“Kamtib, kamtib, awas ada kamtib” teriak seseorang saat Ayah sedang makan somay. Tak menunggu lama, pedagang-pedagang yang berjualan disekitar lapangan monumen nasional (Monas)pun berlarian menyelamatkan dagangan mereka.
Di benak Ayah saat itu ada beberapa pertanyaan yang bergejolak, bagaimana nasib piring somay yang masih Ayah gunakan, apakah Ayah perlu ikut menyelamatkan piring somay yang sedang dinikmati, bagaimana membayar somaynya.
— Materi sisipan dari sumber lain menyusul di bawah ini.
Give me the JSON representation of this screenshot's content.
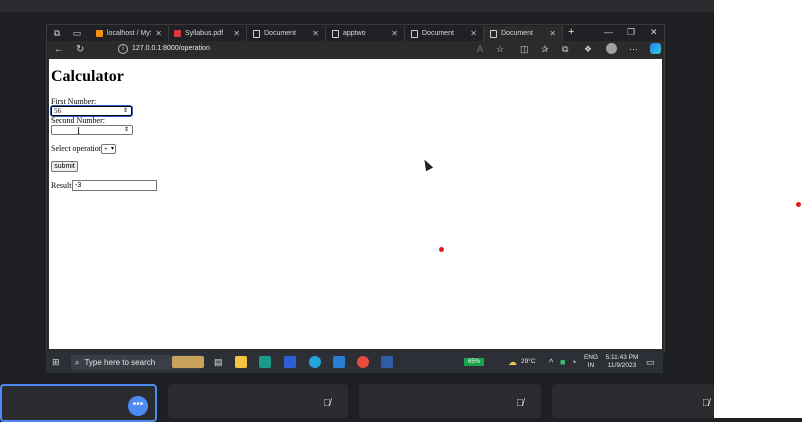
{
  "browser": {
    "tabs": [
      {
        "label": "localhost / MySQL",
        "icon": "mysql-icon",
        "active": false
      },
      {
        "label": "Syllabus.pdf",
        "icon": "pdf-icon",
        "active": false
      },
      {
        "label": "Document",
        "icon": "document-icon",
        "active": false
      },
      {
        "label": "apptwo",
        "icon": "document-icon",
        "active": false
      },
      {
        "label": "Document",
        "icon": "document-icon",
        "active": false
      },
      {
        "label": "Document",
        "icon": "document-icon",
        "active": true
      }
    ],
    "new_tab": "+",
    "url": "127.0.0.1:8000/operation",
    "window_controls": {
      "minimize": "—",
      "restore": "❐",
      "close": "✕"
    }
  },
  "page": {
    "title": "Calculator",
    "first_label": "First Number:",
    "first_value": "56",
    "second_label": "Second Number:",
    "second_value": "",
    "op_label": "Select operation",
    "op_value": "+",
    "submit": "submit",
    "result_label": "Result",
    "result_value": "-3"
  },
  "taskbar": {
    "search_placeholder": "Type here to search",
    "battery": "65%",
    "temperature": "29°C",
    "lang": "ENG",
    "region": "IN",
    "time": "5:11:43 PM",
    "date": "11/9/2023"
  },
  "colors": {
    "accent": "#4c8bf5",
    "battery": "#1aa34a",
    "dot": "#e21b1b"
  }
}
Saat kejadian itu Ayah masih tergolong anak kecil yang belum paham mengenai hal itu, untungnya diberi penjelasan sama engkong dan eyang mami, kalau ada orang yang akan mengumpulkan piring somay dan kita bisa bayar sekalian ke orang tersebut, mendengar penjelasan itu hati Ayah menjadi tenang

Itulah kenangan yang paling berkesan saat mengunjungi Monas pertama kali, saat itu Ayah masih kecil. Mungkin umur 5 tahun, dibanding melihat monumen nasionalnya, Ayah lebih ingat kejadian pengejaran kamtib (seperti polisi pamong praja) kepada pedagang-pedagang yang bandel melanggar peraturan demi hajat hidupnya.
Depok, 4 November 2013
Hari ini Ayah berjanji menemani keluarga Mbah bukhari, Mbah Sumiyati
Jalan-jalan kesekitar area Jakarta, tujuan utamanya adalah Monumen Nasional.
Kira-kira pukul 8.30, bersama Mas Nara Ayah berangkat menuju kota Bekasi tercinta untuk menjemput keluarga besar. Setelah berembug bersama keluarga besar, tujuan jalan-jalan diubah menjadi ke TMII, jika waktu masih memungkinkan baru ke Monas. Karena jalan-jalan kali ini banyak yang ingin ikut serta, diputuskan untuk pergi menggunakan 3 mobil.
Setelah berjibaku menghadapi kemacetan, sampailah kita di TMII, berputar sekali untuk melihat wahana apa yang bisa dikunjungi. Ayahpun memarkirkan GL ke tempat parkir dekat kereta gantung.
Berhubung sudah masuk waktu makan siang, makanlah kita dibawah pohon rindang, rasanya nikmat kalo makan rame-rame gini.
Beberapa ingin naik kereta gantung, sebagian ingin cari kaos khas TMII, dan beberapa ingin bersantai menikmati rindangnya pohon. Mas Nara sendiri inginnya ketempat yang lain, Akhirnya bersama engkong kita mampir ke wahana Tionghoa dan Museum air tawar.
Sedang asik-asiknya melihat ikan-ikan dimuseum air tawar, ada telpon dari eyang mami, katanya semua sudah selesai, waktunya kembali menuju bekasi, karena keluarga mbah sum harus berkemas untuk kembali menuju jawa tengah jam 10 nanti.
Monas here We came
Bada Magrib, Eyang Mami tanya apakah mau ikut anter mbah sum ke stasiun senen? Nanti sekalian ke Monas, Ayah pikir sekalian aja, nanti dari monas Ayah dan Mas langsung menuju ke kota tercinta Depok. Apalagu besoj hari libur, jadi ngak papa deh sekalian cape, biar besok bisa istirahat.
Lagi-lagi berjibaku dengan padatnya lalu lintas dipinggir ibukota, banyak pengendara sudah lupa kaidah berlalu lintas, jadilah Ayah tertahan 1 jam diwilayah seroja. Untungnya spare waktu sebelum keberangkatan kereta mbah Sum masih lama, jadi masih bisa mengejar.
Selesai mendrop keluarga besar distasiun senen, perjalanan dilanjutkan menuju monumen nasional.
Kirain sepi ternyata cukup ramai, padahal sudah pukul setengah 10 malam.
Enaknya datang ke Monas di malam hari adalah hawanya sejuk dan tidak perlu berpanas-panas ria, ada banyak penjaja makanan dan mainan, cocoklah untuk yang bawa anak kecil.
Karena Ayah dan mas Nara mulai mengantuk, akhirnya Ayah dan mas Nara izin untuk pulang lebih dulu ke Depok.